In the early eighties I was a hospital chaplain in Dallas, Texas. One of the patients I saw was a man from Odessa, Texas who had AIDS. He was the first person with AIDS I ever knew. His mother was the only person who came to visit him, though he had a very full life with lots of friends, she said. He was gay, but not openly; his mother told people he had cancer. When he died, I called one of the largest local funeral homes to come pick up the body for burial. When they got to the hospital and found out how he had died, they refused to take the body. I called one of the hospital administrators who even brought down the head of our Infectious Disease department to explain there was not a safety issue. Nothing doing. After about an hour of dealing with the funeral director, he said to me, “You’re not for these people, are you?”
“What ‘people’ would that be?” I asked. And I glared at him.
He just didn’t want to bury a gay guy. I was livid.
I spent the rest of the afternoon on the phone and finally found a funeral home in Austin – two hundred miles away – that would do the funeral.
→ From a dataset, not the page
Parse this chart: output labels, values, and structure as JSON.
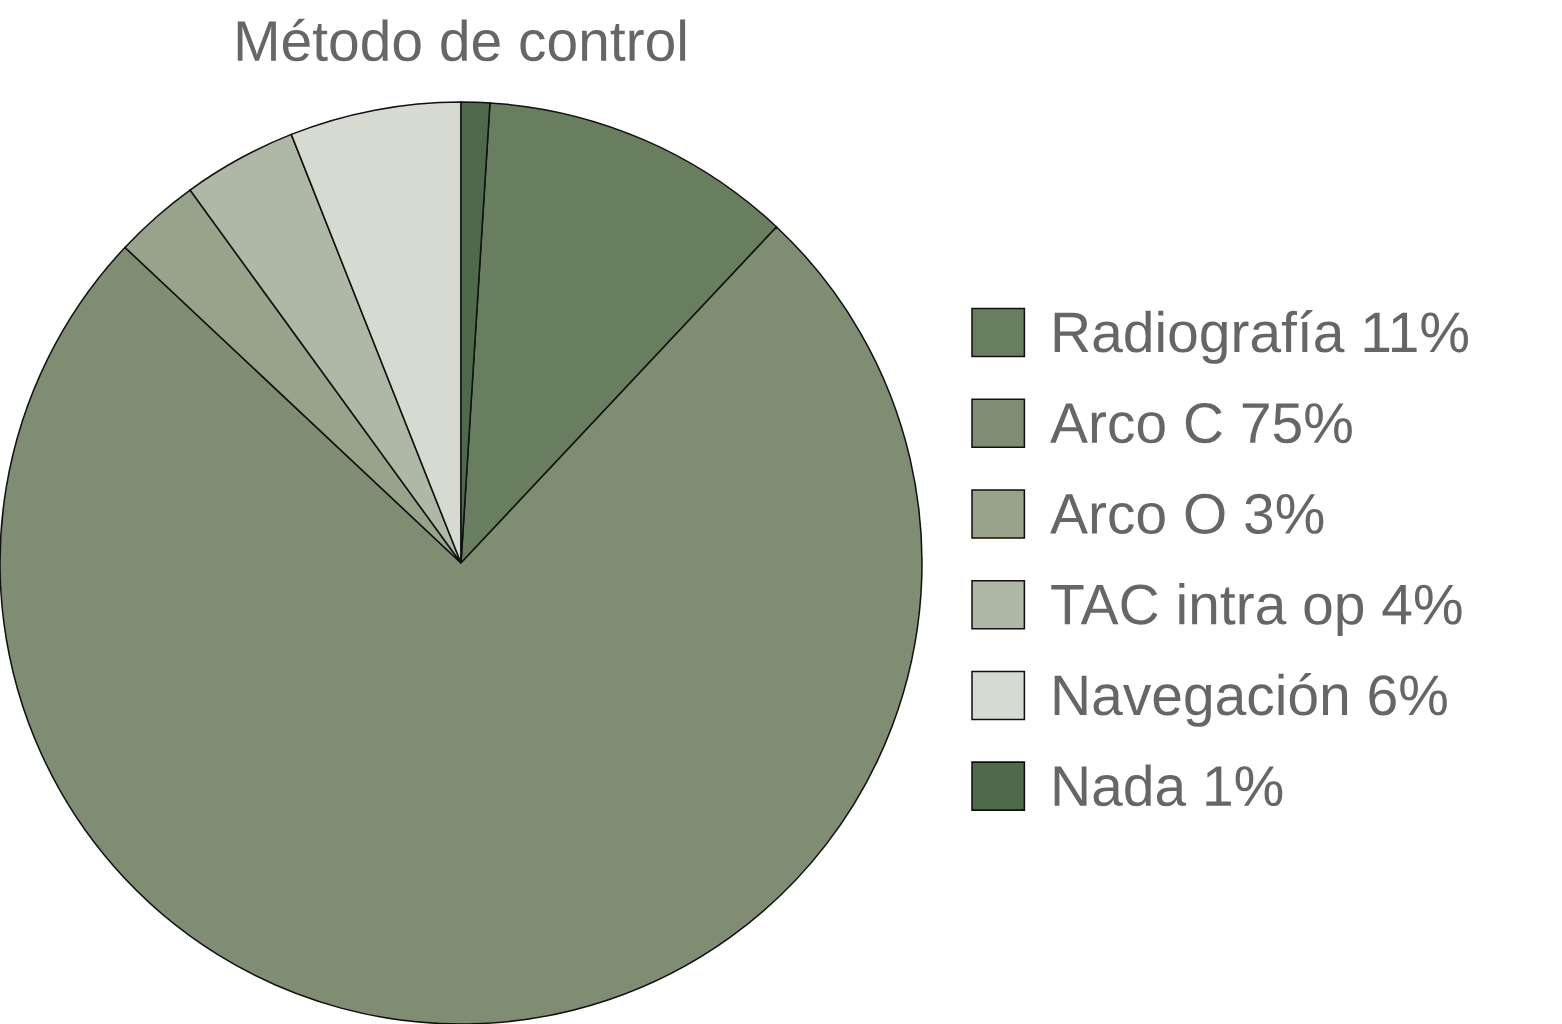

“It’s one thing to watch your son die alone,” his mother said. “It’s another to have someone say they won’t bury him.”
Now, twenty-five years later, High Point Church in Arlington, Texas refused to allow the funeral of Cecil Sinclair, a gay man in their church. They had agreed to host the service because the man’s brother was the church janitor, but when they found out the deceased was “openly gay,” they reneged on their offer because it would compromise the church’s principles. This article in the Dallas Morning News quotes the pastor: “Can you hold the event and condone the sin and compromise our principles? We can’t.”
I realize if I quote Sara Miles much more I’m going to have to give her a co-writing credit on this blog, but here she is again:
I thought how outrageous Jesus was to the church of his time: He didn’t wash before meals; he said the prayers incorrectly; he hung out with women, foreigners, the despised and unclean. Over and over he told people to not be afraid. I liked all that, but mostly I liked he said he was bread and he told his friends to eat him.
As I interpreted it, Jesus invited notorious wrongdoers to his table, airily discarded all the religious rules of the day, and fed whoever showed up by the thousands. In the end, he was murdered for eating with the wrong people. (92)
If there is a principle to uphold in our faith, the principle of outrageous, welcoming love seems like the one. How else can we live like Jesus?
High Point is an easy target: a giant, slick, megachurch in the heart of Megachurchland who is advertising a men’s paintball retreat on their weekly highlight video. The associate pastor hosting the video says a lot of exciting things are happening at High Point. I’m sure they are. But I’ve got to wonder what it has felt like for that janitor to come to work this week and clean up after the people who wouldn’t bury his brother.
Principles provide little comfort or hope. Jesus didn’t die for principles.
I got your principle right here: God loves Cecil Sinclair – and all the rest of us. Period.
You are on a roll, my friend.
Great commentary on a sad, sad situation. Thanks, Milton
When I read that story online a couple of days ago, I was livid. All I kept thinking was, “So, this is Christianity, and people wonder why we’re not attractive to other?”
Great commentary and wonderful principle statment at the end.
Good stuff. Because of your posts, I’ve order the Sara Miles book for my Rev. wife. (I might read it too :))
Amen. Thank you.
Thank you for this. Blessings and peace.
Incredible–and so very sad. This post left me deep in thought about how Christians can be so un-Christlike.
And the people said, “Amen.”
Yes, God does love us all, even though we don’t deserve it. Thanks for this incredible post.
yes, what everybody else said.
thanks for this, milton.
Yes, Amen. That’s all. Amen. And thanks.